Commentary on “Physical Exercise and Physical Activity for Children and Adolescents With Juvenile Idiopathic Arthritis: A Literature Review”
Exercise programs for children with juvenile idiopathic arthritis (JIA) target on limiting the consequences of the disease such as pain and inflammation, preserve range of motion, maintain muscle strength, and limit strain on the arthritic joints. When general contraindications for exercising are applied, these exercise programs are safe and beneficial for children with JIA. A wide variety of exercise programs, land-based, Internet-based, and water-based aimed at strength or flexibility training, improve musculoskeletal symptoms and quality of life.

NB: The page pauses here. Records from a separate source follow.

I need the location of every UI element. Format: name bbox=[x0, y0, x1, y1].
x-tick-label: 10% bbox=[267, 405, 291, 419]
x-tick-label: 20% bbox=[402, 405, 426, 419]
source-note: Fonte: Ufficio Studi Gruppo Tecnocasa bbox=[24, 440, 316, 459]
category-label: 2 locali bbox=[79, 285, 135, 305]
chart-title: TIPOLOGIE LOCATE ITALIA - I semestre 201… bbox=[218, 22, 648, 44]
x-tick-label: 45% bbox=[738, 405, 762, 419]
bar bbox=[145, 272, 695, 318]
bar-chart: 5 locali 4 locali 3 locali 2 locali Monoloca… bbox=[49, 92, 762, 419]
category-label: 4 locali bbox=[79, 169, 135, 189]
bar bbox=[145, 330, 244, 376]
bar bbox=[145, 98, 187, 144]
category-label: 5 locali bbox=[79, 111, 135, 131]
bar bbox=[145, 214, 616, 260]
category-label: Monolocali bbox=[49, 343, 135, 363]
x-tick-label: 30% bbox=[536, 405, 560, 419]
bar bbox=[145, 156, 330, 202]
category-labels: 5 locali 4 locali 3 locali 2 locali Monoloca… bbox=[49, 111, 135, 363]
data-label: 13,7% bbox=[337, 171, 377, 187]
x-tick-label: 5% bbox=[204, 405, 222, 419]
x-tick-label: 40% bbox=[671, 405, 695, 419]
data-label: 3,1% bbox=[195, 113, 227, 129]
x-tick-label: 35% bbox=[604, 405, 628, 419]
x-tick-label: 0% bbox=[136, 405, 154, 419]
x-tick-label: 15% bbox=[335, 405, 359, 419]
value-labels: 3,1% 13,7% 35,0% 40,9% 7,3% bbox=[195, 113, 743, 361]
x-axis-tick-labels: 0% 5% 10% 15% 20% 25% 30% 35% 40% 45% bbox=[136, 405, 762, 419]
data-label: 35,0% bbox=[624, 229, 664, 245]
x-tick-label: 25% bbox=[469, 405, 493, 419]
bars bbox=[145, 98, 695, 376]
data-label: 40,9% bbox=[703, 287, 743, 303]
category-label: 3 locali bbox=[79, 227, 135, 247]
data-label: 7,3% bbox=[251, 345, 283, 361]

“What should I be mindful about when applying this information?”
Although the authors indicate the importance of combining different exercises and activities, they do not provide a clear answer to their initial research question regarding the level of efficacy. The reader should be cautious with the interpretation of this narrative review as methodological flaws (eg low reproducibility, partial appraisal of research for risk of bias, merging evidence-based with non-evidence-based literature, and no discrimination between disease phases and subtypes of JIA) bias the general statements made by the authors. The conclusion that physical activity and training in patients in the nonactive phase is safe and there is potential for (effective) improvement is a more appropriate conclusion and should be applied. Exercise training programs in children with active disease or impaired joint function might not be as beneficial as stated in this review.